The Legislative Assembly of Punjab has achieved a first of its kind. It has gone live with digital access to the public of all its archives from 1947.
Using a search engine, people can now browse the archives for selected debates and discussions held in the Vidhan Soudha (Legislative Assembly) easily. In 2023, the entire digitisation work was completed under the Punjab Digital Library Project.
The unique search engine was developed by a consortium consisting of the International Institute of Information Technology, Hyderabad, under the guidance of Prof. Gurpreet Lehal, Consultant, Punjabi University, and Prof. C.V. Jawahar, IIITH, along with Punjabi University, Patiala, and C-DAC, Noida.
The project is an initiative of the National Language Translation Mission, Bhashini. With Punjab State leading the way, the hope is that all the other State Vidhan Soudhas could follow suit and take steps towards better and transparent governance through simple and easy online access to the public of government activities.
Digital India BHASHINI, launched in 2022 by Prime Minister Narendra Modi from Gandhinagar in Gujarat, seeks to enable easy access to the internet and digital services in Indian languages, including voice-based access, and help the creation of content in Indian languages.

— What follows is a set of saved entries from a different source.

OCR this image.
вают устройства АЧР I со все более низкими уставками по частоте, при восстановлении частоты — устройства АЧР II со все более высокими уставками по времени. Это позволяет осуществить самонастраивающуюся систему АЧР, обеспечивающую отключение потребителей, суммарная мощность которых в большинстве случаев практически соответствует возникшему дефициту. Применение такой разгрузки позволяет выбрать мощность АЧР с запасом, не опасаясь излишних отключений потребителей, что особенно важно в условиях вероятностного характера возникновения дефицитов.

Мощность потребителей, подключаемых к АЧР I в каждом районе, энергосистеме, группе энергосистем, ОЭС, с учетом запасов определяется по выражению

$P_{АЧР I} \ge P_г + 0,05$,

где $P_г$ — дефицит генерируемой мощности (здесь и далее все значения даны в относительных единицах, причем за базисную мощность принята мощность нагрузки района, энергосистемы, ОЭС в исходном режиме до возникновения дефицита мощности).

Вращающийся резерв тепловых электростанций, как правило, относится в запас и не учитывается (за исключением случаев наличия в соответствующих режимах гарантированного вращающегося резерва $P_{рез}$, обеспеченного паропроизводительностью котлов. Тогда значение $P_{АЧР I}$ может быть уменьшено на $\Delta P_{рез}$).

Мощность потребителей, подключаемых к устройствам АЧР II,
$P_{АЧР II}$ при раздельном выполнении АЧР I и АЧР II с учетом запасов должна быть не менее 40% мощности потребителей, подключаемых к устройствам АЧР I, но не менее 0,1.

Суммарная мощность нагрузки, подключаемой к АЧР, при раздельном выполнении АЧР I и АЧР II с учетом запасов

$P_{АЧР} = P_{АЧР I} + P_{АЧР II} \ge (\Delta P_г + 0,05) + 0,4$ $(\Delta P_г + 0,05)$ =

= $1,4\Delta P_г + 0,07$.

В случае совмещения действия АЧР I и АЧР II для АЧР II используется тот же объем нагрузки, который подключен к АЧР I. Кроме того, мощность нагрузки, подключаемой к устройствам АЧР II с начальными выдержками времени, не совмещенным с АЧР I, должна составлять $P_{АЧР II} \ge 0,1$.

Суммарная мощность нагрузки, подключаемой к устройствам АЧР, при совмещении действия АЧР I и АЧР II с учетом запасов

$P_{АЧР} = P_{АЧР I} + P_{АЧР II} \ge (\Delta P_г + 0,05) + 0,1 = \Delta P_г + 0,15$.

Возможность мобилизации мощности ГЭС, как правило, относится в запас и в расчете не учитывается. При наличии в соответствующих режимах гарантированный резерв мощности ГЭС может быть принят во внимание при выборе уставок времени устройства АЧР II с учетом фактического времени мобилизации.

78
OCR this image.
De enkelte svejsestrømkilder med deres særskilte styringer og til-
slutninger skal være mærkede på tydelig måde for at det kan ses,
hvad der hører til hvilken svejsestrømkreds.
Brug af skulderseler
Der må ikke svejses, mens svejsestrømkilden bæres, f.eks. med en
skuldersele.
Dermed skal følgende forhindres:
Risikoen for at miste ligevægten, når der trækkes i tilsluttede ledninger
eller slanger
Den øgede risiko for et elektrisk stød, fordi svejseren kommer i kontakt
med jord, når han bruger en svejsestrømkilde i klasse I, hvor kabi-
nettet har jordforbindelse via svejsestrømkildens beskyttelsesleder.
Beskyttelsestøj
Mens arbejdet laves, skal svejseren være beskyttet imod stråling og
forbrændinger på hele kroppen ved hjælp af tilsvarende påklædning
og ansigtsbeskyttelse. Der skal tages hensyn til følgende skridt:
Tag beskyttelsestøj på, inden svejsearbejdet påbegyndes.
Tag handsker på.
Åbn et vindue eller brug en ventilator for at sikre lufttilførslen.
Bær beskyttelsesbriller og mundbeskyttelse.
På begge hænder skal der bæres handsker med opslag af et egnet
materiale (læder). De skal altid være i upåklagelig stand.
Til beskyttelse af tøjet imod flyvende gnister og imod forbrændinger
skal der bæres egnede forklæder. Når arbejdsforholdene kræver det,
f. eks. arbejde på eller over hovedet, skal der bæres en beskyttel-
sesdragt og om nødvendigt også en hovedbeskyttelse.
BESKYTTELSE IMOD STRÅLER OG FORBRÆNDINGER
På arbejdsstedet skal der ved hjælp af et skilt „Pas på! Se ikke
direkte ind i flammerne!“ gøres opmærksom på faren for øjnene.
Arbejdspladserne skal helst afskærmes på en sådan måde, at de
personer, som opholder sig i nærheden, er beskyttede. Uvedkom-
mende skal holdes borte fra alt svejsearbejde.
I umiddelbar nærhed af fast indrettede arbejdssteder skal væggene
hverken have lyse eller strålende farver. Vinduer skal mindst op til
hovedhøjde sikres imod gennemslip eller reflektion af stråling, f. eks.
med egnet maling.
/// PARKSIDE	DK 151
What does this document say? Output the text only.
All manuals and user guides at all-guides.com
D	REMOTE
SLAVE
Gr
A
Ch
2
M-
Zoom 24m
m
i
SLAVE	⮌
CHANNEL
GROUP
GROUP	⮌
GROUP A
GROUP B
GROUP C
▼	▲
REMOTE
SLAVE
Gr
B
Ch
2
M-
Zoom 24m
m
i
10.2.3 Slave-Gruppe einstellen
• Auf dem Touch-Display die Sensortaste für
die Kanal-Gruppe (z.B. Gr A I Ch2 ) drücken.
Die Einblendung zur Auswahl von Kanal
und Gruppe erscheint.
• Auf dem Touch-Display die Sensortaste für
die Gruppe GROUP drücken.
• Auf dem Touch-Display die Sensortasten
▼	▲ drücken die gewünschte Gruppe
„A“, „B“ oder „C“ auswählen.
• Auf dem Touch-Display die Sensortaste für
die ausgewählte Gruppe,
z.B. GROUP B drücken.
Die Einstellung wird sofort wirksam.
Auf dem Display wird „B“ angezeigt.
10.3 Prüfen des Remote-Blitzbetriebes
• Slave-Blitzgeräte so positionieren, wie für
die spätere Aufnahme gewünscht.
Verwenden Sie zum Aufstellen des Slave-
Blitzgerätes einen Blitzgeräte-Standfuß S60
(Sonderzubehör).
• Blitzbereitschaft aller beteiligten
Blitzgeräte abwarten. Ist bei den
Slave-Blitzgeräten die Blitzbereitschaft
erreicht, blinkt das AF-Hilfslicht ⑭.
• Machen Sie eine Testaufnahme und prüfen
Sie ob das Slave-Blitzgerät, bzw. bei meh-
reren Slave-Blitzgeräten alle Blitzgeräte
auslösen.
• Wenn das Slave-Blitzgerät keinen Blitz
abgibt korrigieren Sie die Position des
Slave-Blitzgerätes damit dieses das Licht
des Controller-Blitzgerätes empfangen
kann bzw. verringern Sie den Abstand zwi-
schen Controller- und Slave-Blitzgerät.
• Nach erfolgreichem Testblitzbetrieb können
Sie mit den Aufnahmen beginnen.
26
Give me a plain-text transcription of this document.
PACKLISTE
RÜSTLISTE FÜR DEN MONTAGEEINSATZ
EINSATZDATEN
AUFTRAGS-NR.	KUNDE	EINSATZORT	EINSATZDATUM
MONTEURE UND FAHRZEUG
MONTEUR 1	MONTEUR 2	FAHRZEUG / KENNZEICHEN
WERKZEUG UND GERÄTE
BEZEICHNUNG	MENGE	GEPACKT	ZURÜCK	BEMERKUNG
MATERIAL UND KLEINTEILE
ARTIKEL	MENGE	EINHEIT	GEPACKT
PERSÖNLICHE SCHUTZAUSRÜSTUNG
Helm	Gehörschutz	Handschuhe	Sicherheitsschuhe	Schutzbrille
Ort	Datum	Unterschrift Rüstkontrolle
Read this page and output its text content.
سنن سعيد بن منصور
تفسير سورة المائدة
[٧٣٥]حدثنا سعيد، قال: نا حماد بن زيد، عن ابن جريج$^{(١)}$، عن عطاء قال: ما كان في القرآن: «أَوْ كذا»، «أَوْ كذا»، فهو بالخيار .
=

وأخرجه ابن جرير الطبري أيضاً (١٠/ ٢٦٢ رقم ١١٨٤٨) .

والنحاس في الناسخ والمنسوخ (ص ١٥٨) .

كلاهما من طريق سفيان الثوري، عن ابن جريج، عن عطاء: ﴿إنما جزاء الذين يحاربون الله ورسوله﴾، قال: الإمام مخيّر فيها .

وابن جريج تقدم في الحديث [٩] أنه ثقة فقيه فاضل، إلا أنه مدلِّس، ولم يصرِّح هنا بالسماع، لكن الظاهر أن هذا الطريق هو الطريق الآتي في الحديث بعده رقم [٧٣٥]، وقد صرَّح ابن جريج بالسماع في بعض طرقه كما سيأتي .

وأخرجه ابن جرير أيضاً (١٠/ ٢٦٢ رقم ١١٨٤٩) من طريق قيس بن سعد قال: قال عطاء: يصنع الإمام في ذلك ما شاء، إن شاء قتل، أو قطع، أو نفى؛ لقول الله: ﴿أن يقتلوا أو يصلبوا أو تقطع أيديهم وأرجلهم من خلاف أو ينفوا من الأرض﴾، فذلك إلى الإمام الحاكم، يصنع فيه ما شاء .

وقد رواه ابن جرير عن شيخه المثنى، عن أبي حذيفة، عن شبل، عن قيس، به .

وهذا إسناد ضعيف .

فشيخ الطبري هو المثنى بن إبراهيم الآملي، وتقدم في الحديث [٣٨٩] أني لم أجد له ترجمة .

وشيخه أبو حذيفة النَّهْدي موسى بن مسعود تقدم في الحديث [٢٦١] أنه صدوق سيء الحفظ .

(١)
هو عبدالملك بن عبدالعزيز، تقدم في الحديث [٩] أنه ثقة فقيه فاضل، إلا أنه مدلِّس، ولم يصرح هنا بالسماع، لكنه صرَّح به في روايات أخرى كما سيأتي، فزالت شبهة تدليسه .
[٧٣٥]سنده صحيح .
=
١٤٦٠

As the country’s Artificial Intelligence (AI)-led language translation platform, it will enable massive citizen engagement to build multilingual datasets through a crowd-sourcing initiative called Bhasha Daan, too, as per its objectives.
IIITH, Punjab Digital Project
The objective of the Punjab Digital Library project was to preserve the cultural heritage of Punjab in digital format. It was completed in 2023. “But those PDFs were not searchable images,” notes Prof. Gurpreet Lehal, adding that oftentimes each PDF had three different languages – English, Hindi, and Punjabi, written in their distinct scripts of English, Devanagari, and Gurmukhi, respectively.
“The first challenge was to develop an OCR that could recognise the appropriate script and then convert it into text with high accuracy. The next was to make them searchable so that anyone who wanted to go through historical debates could retrieve the appropriate text. For instance, if I type ‘Punjabi Suba’ – the movement that ultimately led to the creation of Haryana – in Hindi, the engine will search through the two lakh page-database and pull out all references to the movement in the three languages,” he says.
The search engine has not only enhanced public accessibility to the digital archives but also made it inclusive through its integration with audiobooks.
The versatile search engine can handle fuzziness in the search criteria, such as similar-sounding words or names, says a report from the IIITH.
“Suppose you are typing in ‘Prakash Singh Badal’, you could type it as ‘Parkash’ as well, and the engine will auto-correct for minor spelling errors and retrieve the correct output. Essentially, it reveals insights and fosters accountability in governance when one can search for and retrieve all topics debated by any MLA, along with their frequency of participation and so on,” states Prof. Lehal.
Another inclusive feature is that the archives have been made accessible to the visually impaired by converting them into audiobooks.
According to Krishna Tulsyan, a researcher at the IIITH and part of Bhashini’s efforts to convert Indian language books into audiobooks, “We use consortium OCR to extract Unicode text from the PDFs and then use the Bhashini TTS to convert the text to speech that can either be played on-the-spot in the application itself or downloaded as a reader-compatible format like mp3 or Daisy.”
“The ultimate aim is to make the legislative archives accessible in all Indian languages, so that if a debate is in Punjabi, it can be made available in, say, Marathi, to a native speaker of Marathi,” says Prof. Lehal, referring to Phase 2 of the project.
According to him, conversion of textual matter into Unicode has helped lay the foundation for all other language services such as search, translation, conversion to speech, and so on. “With Unicode conversion, integrating the search engine with Bhashini’s machine translation system will become very easy,” he adds.
The availability of audiobooks in any of the Indian languages will increase the digital accessibility of the archives. Additionally, integration with a Large Language Model could enable intelligent, conversational search capabilities. “Users might be able to ask questions in natural language—such as ‘What were the key discussions on agricultural reforms in the 1980s’ or ‘Compare political stances on Punjabi Suba across party lines’—and receive context-aware, summarised responses,” describes Prof. Lehal.